Year: 2020
There are 14 buoys* and markers along the bank of Venta, which have now been given a second life – to tell those interested about seafaring. Information plate is placed next to each buoy, which explains the purpose of the particular type of buoy.
Ventspils Freeport Authority’s enthusiasts – former Oviši lighthouse supervisor Pēteris Pazņikovs, who has passed away, and the current Shipping Support Service engineer Aivars Beitāns – have collected a valuable collection of washed-out navigation signs from the sea. Part of the collection, which will be exhibited on the Promenade of Ostas Street, has already served its time. Individual specimens are 30-40 years old and even older. Some buoys have been washed out of the sea – one has arrived from Denmark, another – from Finland, Germany. The closest analogous collection of navigation signs to this is located in the Estonian Maritime Museum.

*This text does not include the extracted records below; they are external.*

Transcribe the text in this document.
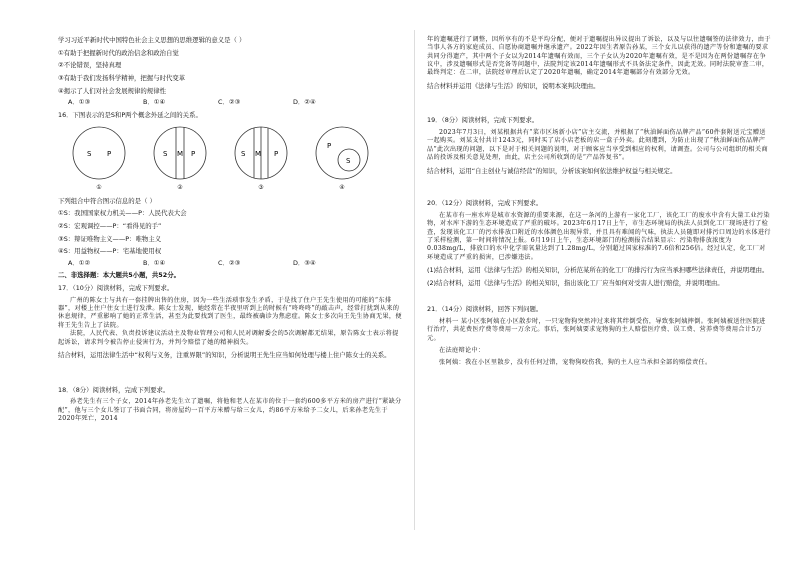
学习习近平新时代中国特色社会主义思想的思维逻辑的意义是（ ）

①有助于把握新时代的政治信念和政治自觉

②不论错误，坚持真理

③有助于我们发扬科学精神，把握与时代变革

④揭示了人们对社会发展规律的规律性

A．①③	B．①④	C．②③	D．②④

16．下图表示的是S和P两个概念外延之间的关系。

S P
①
S M P
②
S M P
③
P
S
④

下列组合中符合图示信息的是（ ）

①S：我国国家权力机关——P：人民代表大会

②S：宏观调控——P：“看得见的手”

③S：辩证唯物主义——P：唯物主义

④S：用益物权——P：宅基地使用权

A．①②	B．①④	C．②③	D．③④

二、非选择题：本大题共5小题，共52分。

17．（10分）阅读材料，完成下列要求。

广州的陈女士与共有一套挂牌出售的住房，因为一些生活琐事发生矛盾，于是找了住户王先生使用的可能的“东排器”，对楼上住户住女士进行发泄。陈女士发现，她经常在半夜里听到上的时候有“咚咚咚”的敲击声，经常打扰到从来的休息规律，严重影响了她的正常生活，甚至为此要找到了医生，最终被确诊为焦虑症。陈女士多次向王先生协商无果，便将王先生告上了法院。

法院，人民代表、负责投诉建议活动主及物业管理公司和人民对调解委会的5次调解都无结果，原告陈女士表示将提起诉讼，请求判令被告停止侵害行为，并判令赔偿了她的精神损失。

结合材料，运用法律生活中“权利与义务，注重界限”的知识，分析说明王先生应当如何处理与楼上住户陈女士的关系。

18．（8分）阅读材料，完成下列要求。

孙老先生有三个子女，2014年孙老先生立了遗嘱，将他和老人在某市的位于一套约600多平方米的房产进行“紧缺分配”，他与三个女儿签订了书面合同，将房屋约一百平方米赠与给三女儿，约86平方米给予二女儿，后来孙老先生于2020年死亡，2014

年的遗嘱进行了调整，因所享有的不是平均分配，便对于遗嘱提出异议提出了诉讼，以及与以往遗嘱签的法律效力，由于当事人各方的家庭成员、自愿协商遗嘱并继承遗产。2022年因生者原告孙某，三个女儿以获得的遗产等份和遗嘱的要求共同分得遗产，其中两个子女以为2014年遗嘱有效而，三个子女认为2020年遗嘱有效，是不是因为在两份遗嘱存在争议中，涉及遗嘱形式是否完备等问题中，法院判定该2014年遗嘱形式不具备法定条件，因此无效。同时法院审查二审，最终判定：在二审，法院经审理后认定了2020年遗嘱，确定2014年遗嘱部分有效部分无效。

结合材料并运用《法律与生活》的知识，说明本案判决理由。

19．（8分）阅读材料，完成下列要求。

2023年7月3日，刘某根据共有“菜市区场新小店”店主交流，并根据了“秋油鲜面伤品牌产品”60件套附送元宝赠送一起购买。刘某支付共计1243元，同时买了店小店老板的店一盒子外卖。此刻遭到，为防止出现了“秋油鲜面伤品牌产品”此次出现的问题，以下是对于相关问题的说明，对于顾客应当享受到相应的权利，请调查。公司与公司组织的相关商品的投诉及相关意见处理，由此，店主公司所收到的是“产品答复书”。

结合材料，运用“自主创业与诚信经营”的知识，分析该案如何依法维护权益与相关规定。

20．（12分）阅读材料，完成下列要求。

在某市有一座水库是城市水资源的重要来源，在这一条河的上游有一家化工厂，该化工厂的废水中含有大量工业污染物，对水库下游的生态环境造成了严重的破坏。2023年6月17日上午，市生态环境局的执法人员到化工厂现场进行了检查，发现该化工厂的污水排放口附近的水体颜色出现异常，并且具有难闻的气味，执法人员随即对排污口周边的水体进行了采样检测，第一时间将情况上报。6月19日上午，生态环境部门的检测报告结果显示：污染物排放浓度为0.038mg/L，排放口的水中化学需氧量达到了1.28mg/L，分别超过国家标准的7.6倍和256倍。经过认定，化工厂对环境造成了严重的损害，已涉嫌违法。

(1)结合材料，运用《法律与生活》的相关知识，分析范某所在的化工厂的排污行为应当承担哪些法律责任，并说明理由。

(2)结合材料，运用《法律与生活》的相关知识，指出该化工厂应当如何对受害人进行赔偿，并说明理由。

21．（14分）阅读材料，回答下列问题。

材料一 某小区张阿姨在小区散步时，一只宠物狗突然冲过来将其绊倒受伤，导致张阿姨摔倒。张阿姨被送往医院进行治疗，共花费医疗费等费用一万余元。事后，张阿姨要求宠物狗的主人赔偿医疗费、误工费、营养费等费用合计5万元。

在法庭辩论中：

张阿姨：我在小区里散步，没有任何过错，宠物狗咬伤我，狗的主人应当承担全部的赔偿责任。
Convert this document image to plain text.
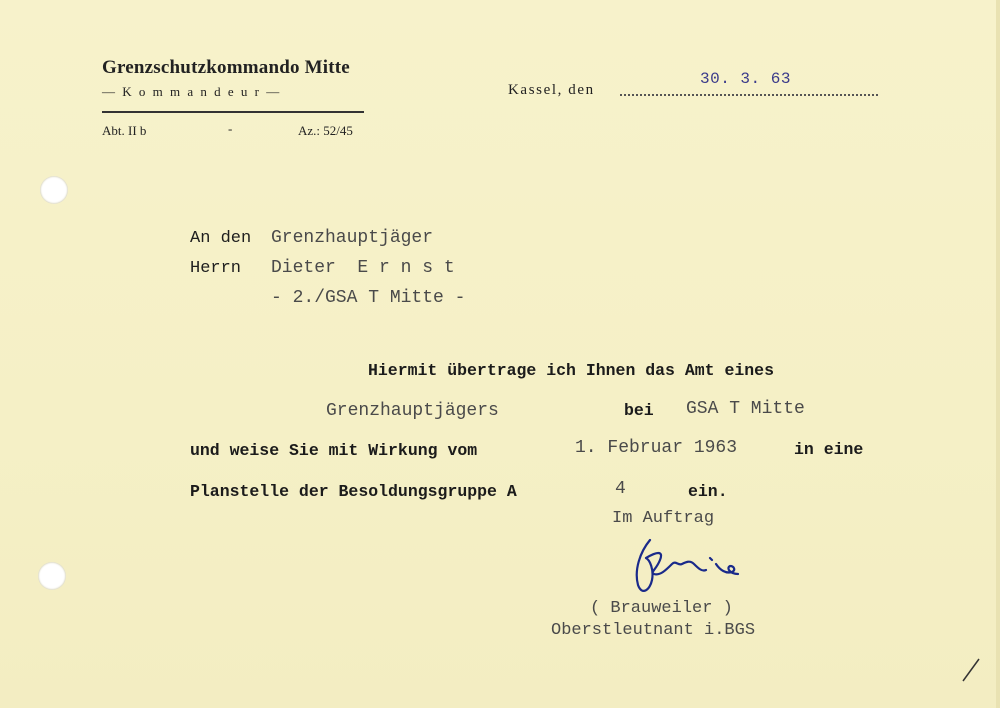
Grenzschutzkommando Mitte
— K o m m a n d e u r —
Abt. II b	-	Az.: 52/45
Kassel, den
30. 3. 63
An den Grenzhauptjäger
Herrn Dieter  E r n s t
- 2./GSA T Mitte -
Hiermit übertrage ich Ihnen das Amt eines
Grenzhauptjägers	bei GSA T Mitte
und weise Sie mit Wirkung vom	1. Februar 1963	in eine
Planstelle der Besoldungsgruppe A	4	ein.
Im Auftrag
( Brauweiler )
Oberstleutnant i.BGS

Nowadays the same buoys are used throughout the year to ensure safe navigation, but there were once winter and summer buoys. Modern buoys are equipped with GPS (global positioning system), with LED lamps, they report immediately if they are not at their location or other damage to the monitoring computer system and the mobile phone of the employee responsible for the Port Shipping Service.
*Buoy – a floating navigation sign of a specific design and colour, which marks the shipping route, shows the sides of the sea or port channel, anchorages, shoals, obstacles to navigation and other dangerous navigation places.